V P Singh, known to his constituents and colleagues as Raja Saheb, became the nation’s Prime Minister in 1989 with enormous goodwill, but his tenure was short lived. Had he been alive today, Vishwanath Pratap Singh would have been 84.
As Principal Information Officer, I first came into contact with him when he was the Finance Minister in Rajiv Gandhi’s government. Rajiv Gandhi, when he became the Prime Minister, was known as ‘Mr. Clean’. V P Singh wanted to be known as ‘Super Clean’.
V P Singh, who was known as the Raja of Manda, became the Chief Minister of Uttar Pradesh, but had resigned following the controversy over the dacoit menace in the state. When Rajiv Gandhi became the Prime Minister, he was appointed the Finance Minister.
As Finance Minister, he wanted a case to be filed against the Times of India for a mistake in its reporting. I went and saw him and convinced him that I will have a correction published, instead of a case which would go on for years. He reluctantly agreed.
Soon, he organised raids against high profile tax evaders like Dhirubhai Ambani. He had also entrusted the task of investigating the illegal stacking of foreign exchange in overseas banks by Indians to Fairfax, an American agency. The impression was gaining ground that he was not an easy member of the Rajiv Gandhi cabinet.
He was shifted to the Defence Ministry. When I met him in South Block, he said his heart was not in the job. The Bofors controversy had emerged. Soon, V P Singh initiated action to investigate the HDW submarine deal. Following the controversy, he resigned as the Defence Minister in 1987, and also from the Congress, and formed the Janata Dal.
In the 1989 elections, when Rajiv Gandhi lost power, V P Singh’s Janata Dal, which was in a minority, was supported by the BJP and the Left Front, and he became the Prime Minister of the United Front Government. He had the image of a clean politician and the nation expected that he would be heading an effective and efficient administration.
By the time he could settle down, the Kashmir insurgency erupted and he had to face disruptions within his cabinet when Devi Lal, who was the Deputy Prime Minister, organised demonstrations in Delhi to prove his mass base. V.P. Singh saw this as a challenge and forced him to resign, the alternative being that he would be sacked.
On Independence Day, V P Singh indicated his support for the Mandal Commission recommendations, which supported reservations in Government jobs on the basis of caste. The Mandal Commission was appointed by the Janata Government in the late seventies when it was in office, and it had submitted the report when Indira Gandhi was in power. The recommendations had been sent to the state governments for their reaction.
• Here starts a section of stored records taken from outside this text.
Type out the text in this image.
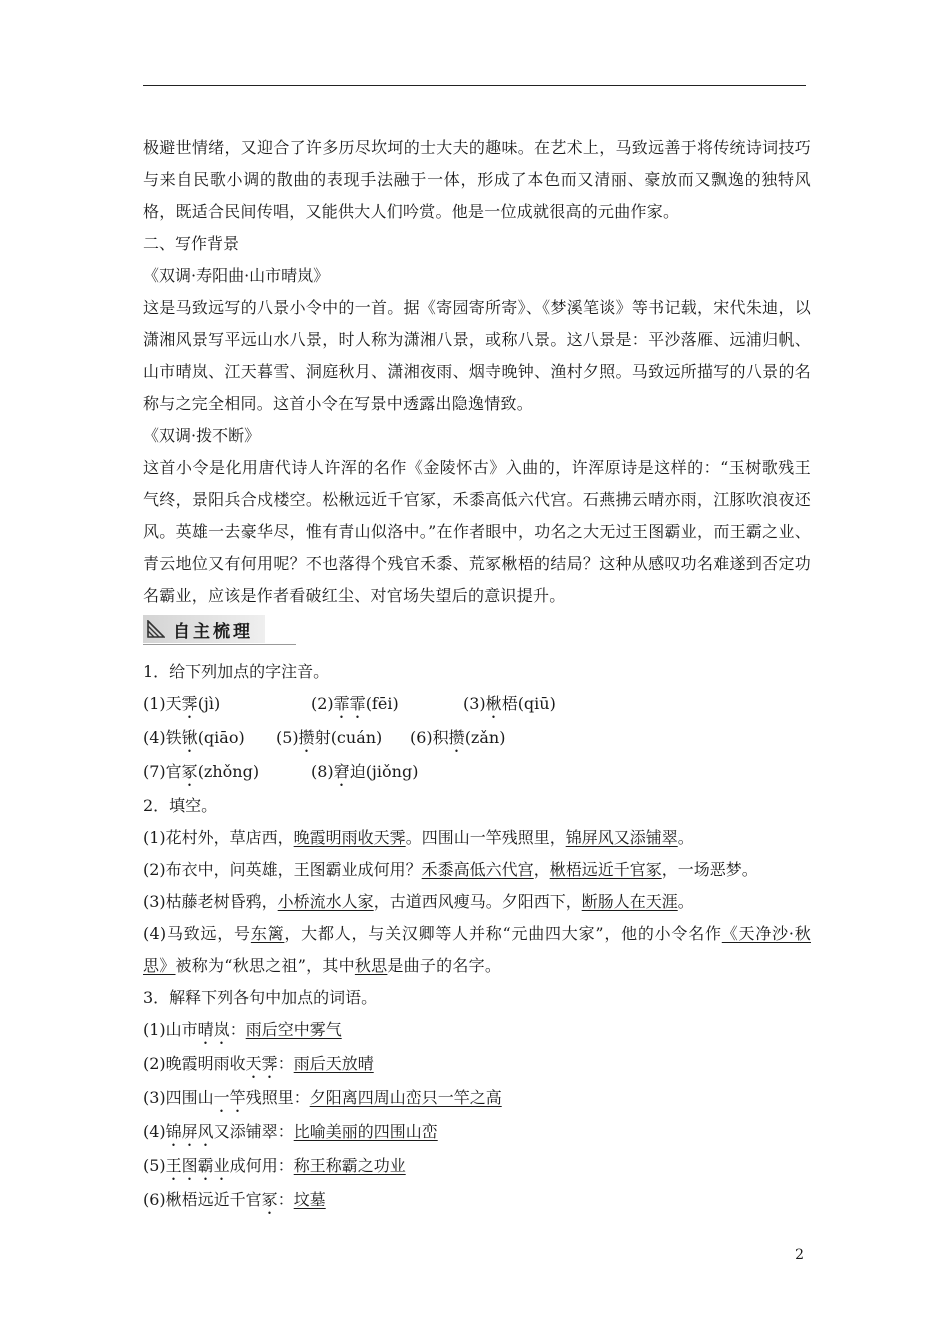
极避世情绪，又迎合了许多历尽坎坷的士大夫的趣味。在艺术上，马致远善于将传统诗词技巧与来自民歌小调的散曲的表现手法融于一体，形成了本色而又清丽、豪放而又飘逸的独特风格，既适合民间传唱，又能供大人们吟赏。他是一位成就很高的元曲作家。

二、写作背景

《双调·寿阳曲·山市晴岚》

这是马致远写的八景小令中的一首。据《寄园寄所寄》、《梦溪笔谈》等书记载，宋代朱迪，以潇湘风景写平远山水八景，时人称为潇湘八景，或称八景。这八景是：平沙落雁、远浦归帆、山市晴岚、江天暮雪、洞庭秋月、潇湘夜雨、烟寺晚钟、渔村夕照。马致远所描写的八景的名称与之完全相同。这首小令在写景中透露出隐逸情致。

《双调·拨不断》

这首小令是化用唐代诗人许浑的名作《金陵怀古》入曲的，许浑原诗是这样的：“玉树歌残王气终，景阳兵合戍楼空。松楸远近千官冢，禾黍高低六代宫。石燕拂云晴亦雨，江豚吹浪夜还风。英雄一去豪华尽，惟有青山似洛中。”在作者眼中，功名之大无过王图霸业，而王霸之业、青云地位又有何用呢？不也落得个残官禾黍、荒冢楸梧的结局？这种从感叹功名难遂到否定功名霸业，应该是作者看破红尘、对官场失望后的意识提升。

自主梳理

1．给下列加点的字注音。

(1)天霁(jì)	(2)霏霏(fēi)	(3)楸梧(qiū)

(4)铁锹(qiāo)	(5)攒射(cuán)	(6)积攒(zǎn)

(7)官冢(zhǒng)	(8)窘迫(jiǒng)

2．填空。

(1)花村外，草店西，晚霞明雨收天霁。四围山一竿残照里，锦屏风又添铺翠。

(2)布衣中，问英雄，王图霸业成何用？禾黍高低六代宫，楸梧远近千官冢，一场恶梦。

(3)枯藤老树昏鸦，小桥流水人家，古道西风瘦马。夕阳西下，断肠人在天涯。

(4)马致远，号东篱，大都人，与关汉卿等人并称“元曲四大家”，他的小令名作《天净沙·秋思》被称为“秋思之祖”，其中秋思是曲子的名字。

3．解释下列各句中加点的词语。

(1)山市晴岚：雨后空中雾气

(2)晚霞明雨收天霁：雨后天放晴

(3)四围山一竿残照里：夕阳离四周山峦只一竿之高

(4)锦屏风又添铺翠：比喻美丽的四围山峦

(5)王图霸业成何用：称王称霸之功业

(6)楸梧远近千官冢：坟墓

2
Even though the reactions to the recommendations had not been received from most of the states, V P Singh decided to implement its recommendations, which had provided for 27 percent reservation in government jobs for the backward classes. This was in addition to the reservation of 22 percent jobs for the Scheduled Castes and Scheduled Tribes, which was already in force.
The BJP saw this move by V P Singh as a step to prepare for the next elections. It decided to withdraw support to the V P Singh government.
L K Advani announced his Rath Yatra, the first in a series, which took place from Somnath Temple in the West to Ayodhya in the East. He was arrested when the Rath Yatra entered Bihar.
The acceptance of the Mandal Commissions recommendations resulted in outbreak of widespread disturbances in Delhi and other parts of the country. Rajiv Goswami, a university student, self immolated himself in Delhi on September 19, 1990.
I recall that in September 1990, I was travelling with V.P. Singh to Kerala. Late Prabash Joshi was also with us. I pointed out to V.P. Singh that the constituency that supported him during the election-the intellectuals and the middle class-was unhappy. They elected him with the expectation that he would provide a clean government to the country. He agreed and said that he was looking for a new constituency.
The Mandal Commission recommendations were designed to be his new platform for popular support. But he had to resign as the Prime Minister when the BJP withdrew support in the Parliament.
I was in touch with him even after he resigned as the Prime Minister. I recall that when Jyoti Basu declined to be the Prime Minister of the United Front Government in 1996, V P Singh was offered the post of the Prime Minister again, but he declined.
When I went and saw him during that time, he told me that he could not accept the post of the Prime Minister because of his poor health. At the cutting edge, India needed a physically fit Prime Minister, he told me.
Much later, I had a conversation with Inder Kumar Gujral, who was elected as the Prime Minister. Gujral said it is not easy to say ‘No’ when you are asked to become the Prime Minister of the country. You need a different mettle to do so. And V P Singh had that mettle.